DOI: 10.1680/jener.23.00019 ISSN: 1751-4223

Review on municipal wastewater to energy generation; a favorable approach for developing countries

Masooma Batool, Laila Shahzad, Arifa Tahir
  • General Energy
  • Renewable Energy, Sustainability and the Environment

The current study focuses on understanding municipal wastewater constituents and assessing technological options to harness the energy content of wastewater in developing countries. There are numerous research studies related to water treatment technologies and wastewater energy value. However, it remains to be seen which perspectives actually make technology adoption feasible. This study explores and presents the potential for some viable and innovative municipal wastewater treatment plant (WWTP) systems as a paradigm shift towards resource recovery, energy neutrality, and the production of renewable energy by WWTPs. Various cost effective opportunities related to operational strategies, plant’ redesign, and the upgrading of current WWTPs that can foster self-reliant communities were visualized.

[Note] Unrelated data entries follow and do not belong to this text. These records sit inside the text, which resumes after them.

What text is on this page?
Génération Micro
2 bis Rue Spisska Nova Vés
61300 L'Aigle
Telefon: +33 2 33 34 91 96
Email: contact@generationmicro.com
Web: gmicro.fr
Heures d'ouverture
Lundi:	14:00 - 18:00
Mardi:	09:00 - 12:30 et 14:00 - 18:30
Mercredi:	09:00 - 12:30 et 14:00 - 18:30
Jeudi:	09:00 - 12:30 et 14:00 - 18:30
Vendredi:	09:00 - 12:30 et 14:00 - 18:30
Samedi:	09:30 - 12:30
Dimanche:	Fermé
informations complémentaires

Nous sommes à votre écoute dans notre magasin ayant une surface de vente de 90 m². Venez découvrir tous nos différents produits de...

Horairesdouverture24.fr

Thermal (TH) and chemical pretreatments (CEPTs), sequential batch reactors (SBRs), anaerobic membrane fluidized bioreactors (MBR), Ammonia-Based Aeration Control (ABAC), and combined heat and power (CHP) systems can collectively contribute to energy recovery by WWTPs, with variability ranging from 85% to 111%. The study suggests that upgrading the system to become an energy self-reliant water treatment system outweighs the multimode costs associated with health and ecological damages by reducing diseases, pollution, and poor productivity regimes.